I feel exhausted, and yet stir crazy, at the same time. I'm not sure if I want to go out and have fun, or go to sleep. I have an urge to do both, simultaneously.
I know why I'm tired...getting three hours of sleep Wednesday night wasn't fun, and last night,when I planned to make up for it, life didn't accommodate my hopes. I'd planned on being in bed by midnight. I was in bed at 3am. I planned to sleep the whole night through,and get at least 8 hours. My dog woke me up to go outside at 3:45am, 7:10am, and 9:30am. I then had to get up and help a friend jump start his car at 10:30am. I'm not amused.

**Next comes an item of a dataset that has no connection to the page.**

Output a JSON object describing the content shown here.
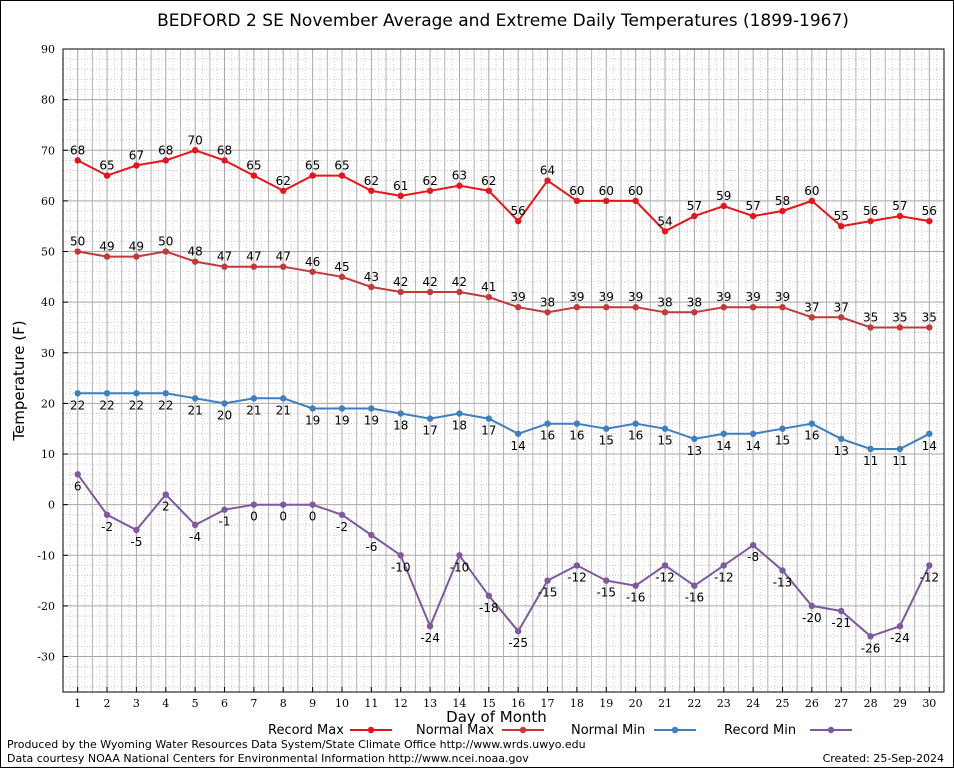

I think I'm feeling confined because I know that I've only got a little over 3 weeks 'till I'm gone, and I feel like I'm wasting time by doing nothing. I should be out and about with friends or something. I just can't get up the motivation to do much, though...and seeing as it's quarter to eleven now, there's prolly not too much going on.
Oh, well. So it goes, I suppose.
Maybe I'm just annoyed at myself for not getting some things done today. I was hoping to clean out my car, ship my monitor back, make some changes to my Linux box, and win my next game in NFL2001 on my best friend's Dreamcast.
Of the above, the only one attempted was the NFL2001 game, which I lost. Bleh.